This has the virtue that you do not need to bundle up state into the
object closure, nor do you need to code a new procedure.  

Finally, note that, because Modula-3 permits nested procedures 
to be passed as arguments, the closure REFANY ('arg') isnt really necessary
since local state can be accessed directly from the nested procedure.
However, not everybody likes nested procedures.

Mick Jordan

Mike_Spreitzer.PARC@xerox.com (02/22/91)

[A mailer claimed this didn't make it to M3 the first try...]

You are right about the first point: local procedures can't escape (given M3 as
it is).  So the closure scheme is more convenient in some cases.  It's less
convenient in others (where the local procedure would work, making the local
procedure involves less overhead than making a whole closure object).  Wouldn't
the local procedure scheme suffice in the vast majority of actual uses?  Note
that if there
were a syntax for objection creation that allowed method literals, the closure
scheme can also approach the elegance of CLU iterators.

In clarification of my comment about assigning local procedures, I meant that I
don't see why it isn't equally as possible as dereferencing UNTRACED references
--- that is, something that you can do in an unsafe module when you know the
referenced locations (whether on the stack or in the heap) are still being used
as you expect.  I was not proposing this as a way to change the fact that local
procedures can't escape.  To do that would require changes that I expect the
language designers will say are too pervasive, expensive, difficult to
implement, or some combination thereof.

Mike

craig@Neon.Stanford.EDU (Craig D. Chambers) (02/23/91)

In article <1991Feb22.150701.15020@uicbert.eecs.uic.edu> wilson@uicbert.eecs.uic.edu (Paul Wilson) writes:
>A moderately smart compiler can detect most cases where a procedure can't
>escape, and compile it the cheap way.  The T and Gambit compilers do this
>for Scheme.  I don't see why it wouldn't work for M3.  (One really obvious
>case is to avoid making a closure for any procedure which is only called,
>without ever creating a pointer to it.  That gets rid of most closures 
>right there.
>
>...
>
>Full closures aren't terribly expensive if you optimize away the obvious
>ones.  Being careless about compiling control structures like generators
>can cause a lot of closure-creation, though, so that heap allocation
>is significantly increased.  Depending on how good a garbage collector
>you've got, that may be a factor.  If you've got a generational gc and
>do the obvious optimizations on closures, though, you should be okay.
>(One thing David Kranz' thesis from Yale showed was that closures don't
>have to cost anything to programs that don't use them.  So you may not
>want to make this stuff unsafe, because the cost of doing it right
>may not be all that much.)

Closures can be optimized away as you describe only if the control
structure procedures that eventually call the closure all get inlined
into the function creating the closure.  Kranz' work on eliminating
closures that are only called applies only to closures defined and
invoked locally (within a single procedure).  This is presumably not
the case with the list iterator example being discussed.

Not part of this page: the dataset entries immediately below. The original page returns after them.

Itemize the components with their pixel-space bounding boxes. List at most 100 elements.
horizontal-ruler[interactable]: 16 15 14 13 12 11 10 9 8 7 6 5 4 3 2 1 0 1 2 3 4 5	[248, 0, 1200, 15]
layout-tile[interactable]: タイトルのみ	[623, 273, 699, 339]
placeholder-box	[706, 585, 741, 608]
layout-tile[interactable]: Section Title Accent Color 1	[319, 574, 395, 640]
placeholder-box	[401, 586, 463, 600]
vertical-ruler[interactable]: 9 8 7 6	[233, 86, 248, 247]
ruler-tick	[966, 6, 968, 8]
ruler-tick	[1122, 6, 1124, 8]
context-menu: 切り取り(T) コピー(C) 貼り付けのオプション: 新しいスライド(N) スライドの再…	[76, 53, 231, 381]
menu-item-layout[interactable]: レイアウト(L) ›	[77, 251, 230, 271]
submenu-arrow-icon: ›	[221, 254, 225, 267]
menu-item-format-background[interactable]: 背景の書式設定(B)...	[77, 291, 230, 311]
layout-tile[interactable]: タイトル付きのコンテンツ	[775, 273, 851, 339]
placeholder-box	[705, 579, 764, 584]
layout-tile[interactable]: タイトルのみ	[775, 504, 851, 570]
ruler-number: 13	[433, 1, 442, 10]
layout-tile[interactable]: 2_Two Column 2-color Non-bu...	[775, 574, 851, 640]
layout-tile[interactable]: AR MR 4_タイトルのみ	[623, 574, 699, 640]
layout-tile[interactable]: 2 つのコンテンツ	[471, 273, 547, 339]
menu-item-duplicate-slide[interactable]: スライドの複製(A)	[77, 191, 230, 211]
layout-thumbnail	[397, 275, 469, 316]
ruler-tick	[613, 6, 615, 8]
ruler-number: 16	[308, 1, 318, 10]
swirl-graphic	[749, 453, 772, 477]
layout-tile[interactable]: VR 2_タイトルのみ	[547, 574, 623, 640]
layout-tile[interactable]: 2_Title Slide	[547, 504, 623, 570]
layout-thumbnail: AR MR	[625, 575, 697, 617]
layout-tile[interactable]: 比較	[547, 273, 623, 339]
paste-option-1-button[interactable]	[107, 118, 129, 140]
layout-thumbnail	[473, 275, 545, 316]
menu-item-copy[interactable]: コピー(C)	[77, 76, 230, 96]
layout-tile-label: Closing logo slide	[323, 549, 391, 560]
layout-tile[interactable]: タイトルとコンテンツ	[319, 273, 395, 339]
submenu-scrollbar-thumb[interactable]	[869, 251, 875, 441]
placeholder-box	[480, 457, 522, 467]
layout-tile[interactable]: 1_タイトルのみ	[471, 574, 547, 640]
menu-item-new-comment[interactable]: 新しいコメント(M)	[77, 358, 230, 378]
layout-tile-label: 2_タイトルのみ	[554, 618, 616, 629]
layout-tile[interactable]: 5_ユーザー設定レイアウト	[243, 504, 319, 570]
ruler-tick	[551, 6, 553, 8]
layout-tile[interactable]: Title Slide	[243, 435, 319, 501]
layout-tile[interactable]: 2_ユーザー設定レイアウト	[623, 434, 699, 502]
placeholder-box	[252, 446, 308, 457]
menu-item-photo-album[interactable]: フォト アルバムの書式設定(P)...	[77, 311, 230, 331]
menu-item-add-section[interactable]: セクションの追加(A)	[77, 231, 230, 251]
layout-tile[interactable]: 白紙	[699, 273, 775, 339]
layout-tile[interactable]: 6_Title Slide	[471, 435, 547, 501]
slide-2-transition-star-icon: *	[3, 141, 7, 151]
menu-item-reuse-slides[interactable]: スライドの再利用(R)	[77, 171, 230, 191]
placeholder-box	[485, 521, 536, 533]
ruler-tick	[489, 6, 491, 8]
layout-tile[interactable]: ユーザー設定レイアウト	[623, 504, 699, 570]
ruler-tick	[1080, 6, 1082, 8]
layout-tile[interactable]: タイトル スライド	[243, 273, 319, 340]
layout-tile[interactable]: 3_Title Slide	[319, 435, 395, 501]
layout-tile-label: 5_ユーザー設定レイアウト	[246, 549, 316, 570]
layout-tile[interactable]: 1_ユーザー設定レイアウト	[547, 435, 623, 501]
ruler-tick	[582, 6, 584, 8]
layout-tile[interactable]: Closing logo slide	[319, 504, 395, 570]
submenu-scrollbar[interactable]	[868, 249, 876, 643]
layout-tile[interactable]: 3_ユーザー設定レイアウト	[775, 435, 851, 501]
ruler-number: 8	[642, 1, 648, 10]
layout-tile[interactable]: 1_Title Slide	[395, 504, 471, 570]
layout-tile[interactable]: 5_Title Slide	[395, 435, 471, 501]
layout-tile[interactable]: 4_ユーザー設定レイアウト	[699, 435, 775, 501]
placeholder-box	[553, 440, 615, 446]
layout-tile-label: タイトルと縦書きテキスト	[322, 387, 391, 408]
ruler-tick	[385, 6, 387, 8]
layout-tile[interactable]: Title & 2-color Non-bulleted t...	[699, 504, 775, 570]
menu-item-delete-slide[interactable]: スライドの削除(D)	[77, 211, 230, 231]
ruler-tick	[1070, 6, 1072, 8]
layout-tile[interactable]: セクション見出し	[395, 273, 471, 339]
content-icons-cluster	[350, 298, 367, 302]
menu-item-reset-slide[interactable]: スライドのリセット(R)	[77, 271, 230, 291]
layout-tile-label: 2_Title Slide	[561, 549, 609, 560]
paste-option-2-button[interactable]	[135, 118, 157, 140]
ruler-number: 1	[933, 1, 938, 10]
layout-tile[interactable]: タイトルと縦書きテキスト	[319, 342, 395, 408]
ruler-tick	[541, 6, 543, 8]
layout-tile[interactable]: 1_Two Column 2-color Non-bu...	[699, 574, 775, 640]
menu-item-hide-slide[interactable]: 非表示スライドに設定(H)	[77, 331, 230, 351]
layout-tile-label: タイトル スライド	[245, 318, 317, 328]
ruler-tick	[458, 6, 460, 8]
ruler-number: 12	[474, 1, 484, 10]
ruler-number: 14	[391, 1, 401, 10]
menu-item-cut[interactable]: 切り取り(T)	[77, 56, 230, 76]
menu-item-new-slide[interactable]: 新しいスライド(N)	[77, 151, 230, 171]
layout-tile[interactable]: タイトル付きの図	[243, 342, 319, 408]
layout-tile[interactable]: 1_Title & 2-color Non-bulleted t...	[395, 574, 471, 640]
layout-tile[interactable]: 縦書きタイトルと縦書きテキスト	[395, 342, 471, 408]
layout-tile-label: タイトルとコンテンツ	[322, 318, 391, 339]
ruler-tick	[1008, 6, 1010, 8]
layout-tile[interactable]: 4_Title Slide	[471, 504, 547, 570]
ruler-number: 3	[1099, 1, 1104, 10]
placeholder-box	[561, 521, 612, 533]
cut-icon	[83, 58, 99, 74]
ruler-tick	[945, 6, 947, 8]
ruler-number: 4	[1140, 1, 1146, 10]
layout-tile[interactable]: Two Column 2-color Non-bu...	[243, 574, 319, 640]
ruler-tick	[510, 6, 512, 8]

Another optimization described in Kranz' work requires interprocedural
analysis to detect when a procedure never stores one of its arguments
into the heap or passes the argument to a function that might do such
a store, i.e. detected which parameters to functions are only ever
passed down or invoked but never "escape" as Kranz calls it.  For
closures passed in non-escaping argument positions to non-inlined
functions, the compiler can use a cheaper (e.g. stack-allocated)
representation of the closure since the compiler has proven that the
block can never escape upwards.  I don't know how often this analysis
succeeds in being effective.  I'd expect the job to be much harder in
an object-oriented language than a procedural language like Scheme,
since the interprocedural analysis is more complicated.

-- Craig Chambers

craig@Neon.Stanford.EDU (Craig D. Chambers) (02/23/91)

In article <91Feb21.152416pst.16910@alpha.xerox.com> Mike_Spreitzer.PARC@xerox.com writes:
>You are right about the first point: local procedures can't escape (given M3 as
>it is).  So the closure scheme is more convenient in some cases.  It's less
>convenient in others (where the local procedure would work, making the local
>procedure involves less overhead than making a whole closure object).  Wouldn't
>the local procedure scheme suffice in the vast majority of actual uses?  Note
>that if there
>were a syntax for objection creation that allowed method literals, the closure
>scheme can also approach the elegance of CLU iterators.

In fact, full closures (or even downwards-only closures) are *more*
powerful than CLU iterators (if this is what you meant by "elegant").
CLU iterators effectively take a single closure argument (the body of
the for loop).  If closures are first-class, then iterators can take
multiple closure arguments.  In our Self system we have many methods
that take multiple closure arguments.  For example, one iterator
method called "doFirst:Middle:Last:" takes a closure to execute for
the first element of the receiver collection, a different closure for
the interior elements, and a third closure for the last element of the
collection.  This is useful for instance when constructing a string
representation of the collection and needing to insert commas in
between elements; the code can insert a comma before all the elements
except the first by using a different closure for the first element
and the other elements.

One thing that makes closures usable in practice is a concise closure
literal syntax.  Since Self and Smalltalk both rely on closures and
messages for all control structures, even ifs and whiles, this concise
syntax had to be developed just to allow the language to be used at
all.  Without it, I wouldn't expect closures to receive much use.
This lack of concise syntax in Pascal-like languages has probably been
a major hurdle to widespread use of closures.

-- Craig Chambers